We got to see all kinds of formations through the whole cave. Chris was good about explaining how they got made. The flow formations, the stalactites, stalagmites, columns, jellyfish, and the usual popcorn (which came from small holes in the wall that exuded the minerals). There was also a new type that was exuded from holes that were so tiny that they were only a molecule wide, and with surface tension, they allowed building calcium in any direction, regardless of gravity.
There were some cool ribbons of stone that had multiple ribbons of colors through them, which the guide and a lot of the kids that came with us called "bacon". If you click on any of the pictures you can see a lot of these. The lighting was pretty straightforward through the whole cave, nothing colored or blinking, and they were trying to show as much of the stone as possible in a 'natural' sort of lighting, instead of the light and laser show we saw in Guilin.
Looking at the pictures, I was reminded of Ansel Adams finding all the cave formations extremely difficult to photograph because there was no such thing as "natural light" for the things.
We did all the climbing at the beginning of the tour, and for most of the trip we went down and down and down. Since the stairs were built by a lot of young, inexperienced men, they were entirely uneven. They just got them in any way they could. There were concrete covered walkways that had dates, initials, and organization names written into them while they were wet. Those were fun to see, too.
The biggest cavern was named "Paradise" and it was discovered when the CCC workers were in the cave doing their thing. One of the smaller workers slipped through a really small hole no one else could get into and ended up in the biggest cave. They found a bigger opening a little ways down, and they blasted the doorway to get into it.
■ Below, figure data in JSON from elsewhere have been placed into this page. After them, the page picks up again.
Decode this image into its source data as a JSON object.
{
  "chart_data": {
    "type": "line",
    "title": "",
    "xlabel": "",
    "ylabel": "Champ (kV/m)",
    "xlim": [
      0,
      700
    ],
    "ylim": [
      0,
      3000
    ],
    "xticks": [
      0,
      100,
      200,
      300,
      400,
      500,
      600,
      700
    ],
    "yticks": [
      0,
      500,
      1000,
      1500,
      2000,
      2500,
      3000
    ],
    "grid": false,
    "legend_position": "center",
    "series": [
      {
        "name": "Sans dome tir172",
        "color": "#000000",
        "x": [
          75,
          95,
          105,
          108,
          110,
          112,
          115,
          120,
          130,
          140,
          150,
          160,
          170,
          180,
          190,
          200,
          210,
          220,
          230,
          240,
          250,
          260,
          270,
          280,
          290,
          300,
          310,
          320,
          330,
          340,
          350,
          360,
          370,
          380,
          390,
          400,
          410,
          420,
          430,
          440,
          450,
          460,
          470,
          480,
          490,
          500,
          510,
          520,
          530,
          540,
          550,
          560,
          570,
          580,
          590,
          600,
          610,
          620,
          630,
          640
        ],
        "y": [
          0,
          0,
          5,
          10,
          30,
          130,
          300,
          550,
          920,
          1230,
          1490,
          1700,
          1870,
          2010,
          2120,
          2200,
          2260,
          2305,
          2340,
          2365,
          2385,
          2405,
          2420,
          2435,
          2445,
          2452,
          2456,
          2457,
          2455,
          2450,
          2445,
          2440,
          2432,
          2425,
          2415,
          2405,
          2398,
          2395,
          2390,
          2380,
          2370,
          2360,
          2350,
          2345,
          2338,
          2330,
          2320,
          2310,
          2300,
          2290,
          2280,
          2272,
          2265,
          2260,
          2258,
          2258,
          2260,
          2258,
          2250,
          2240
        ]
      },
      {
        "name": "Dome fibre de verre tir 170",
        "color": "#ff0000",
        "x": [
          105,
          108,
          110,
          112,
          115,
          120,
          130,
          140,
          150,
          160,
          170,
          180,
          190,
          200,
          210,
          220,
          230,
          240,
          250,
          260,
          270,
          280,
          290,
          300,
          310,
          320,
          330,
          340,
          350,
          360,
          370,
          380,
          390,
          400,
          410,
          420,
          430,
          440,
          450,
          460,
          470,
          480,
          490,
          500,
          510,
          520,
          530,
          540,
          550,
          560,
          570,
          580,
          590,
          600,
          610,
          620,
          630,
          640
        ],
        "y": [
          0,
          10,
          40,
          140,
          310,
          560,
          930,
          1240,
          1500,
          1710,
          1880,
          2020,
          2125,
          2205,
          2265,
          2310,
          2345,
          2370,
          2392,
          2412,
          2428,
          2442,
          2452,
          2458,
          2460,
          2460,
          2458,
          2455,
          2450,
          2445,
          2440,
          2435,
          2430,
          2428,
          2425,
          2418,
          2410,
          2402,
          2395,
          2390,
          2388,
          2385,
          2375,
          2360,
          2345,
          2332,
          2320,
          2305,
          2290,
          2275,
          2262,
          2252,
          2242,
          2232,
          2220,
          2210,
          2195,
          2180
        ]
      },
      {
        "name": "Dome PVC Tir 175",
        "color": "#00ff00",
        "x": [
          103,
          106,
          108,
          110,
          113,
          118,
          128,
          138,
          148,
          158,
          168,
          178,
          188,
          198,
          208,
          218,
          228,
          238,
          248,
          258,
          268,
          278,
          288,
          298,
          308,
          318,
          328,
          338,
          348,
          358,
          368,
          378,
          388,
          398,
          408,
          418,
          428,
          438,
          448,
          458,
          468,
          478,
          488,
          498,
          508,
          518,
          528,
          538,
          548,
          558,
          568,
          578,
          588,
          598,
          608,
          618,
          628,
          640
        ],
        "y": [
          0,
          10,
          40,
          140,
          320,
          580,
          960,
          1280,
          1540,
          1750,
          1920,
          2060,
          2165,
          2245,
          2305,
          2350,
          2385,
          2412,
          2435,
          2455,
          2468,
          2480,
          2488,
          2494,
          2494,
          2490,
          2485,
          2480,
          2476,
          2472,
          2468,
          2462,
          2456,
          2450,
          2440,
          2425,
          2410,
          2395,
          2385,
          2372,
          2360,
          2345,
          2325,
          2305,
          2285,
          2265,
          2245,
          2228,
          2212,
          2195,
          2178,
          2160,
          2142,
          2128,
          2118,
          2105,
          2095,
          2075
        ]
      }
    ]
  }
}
Turns out that the molecules picked up the energy, got excited, and when the light went away, they let off the extra energy as light.
At the end of the tour was a long tunnel to the outside, and it had two doors, one on either end of the tunnel because when they first punched it through, the chimney effect pulled air from the top and into the bottom at the rate of 40 mph on a bad day. It was drying out the caves, not to mention making it impossible to walk through the bottom tunnel. So they put in the double door system. Chris opened the first door, let everyone into the tunnel, and they closed it behind us with an enormous boom, before he made his way past everyone to open the door to the outside.
If you look at the pictures on Flickr, there was also a tipi set up on one of the campsites. It was fascinatingly snug and solid! I snuck inside as the people who had it reserved weren't coming until the next day. So it was really fun to get into and look around.
The next morning, we had our series of unfortunate events, and ended up spending the rest of the day in Butte, Montana with the Eurovan ending up at a Volkswagon specialist who would do their best to get it fixed. With the lack of rental cars, we ended up checking in to the Comfort Inn, with a "stranded motorist" rate, and had a very comfortable night and a good breakfast in the morning. At noon, Enterprise Rental got us a car, and we loaded it up from the van and headed west with all the good wishes of the hotel staff, the van driver, and our mechanic. He'd been stranded the summer before, so knew exactly what kind of state we were in and promised to do his best.
From there we drove West on I-90, taking the straightest route, and then went north on I-405 to Algier, where we headed off the freeway to John's brother David's, where he lives with Mary. They and Isabel, John's Mom greeted us with hugs and ice cream with raspberries, and set us up to sleep at their house.
We were just so grateful at being back on some kind of normal track, it was a blessing.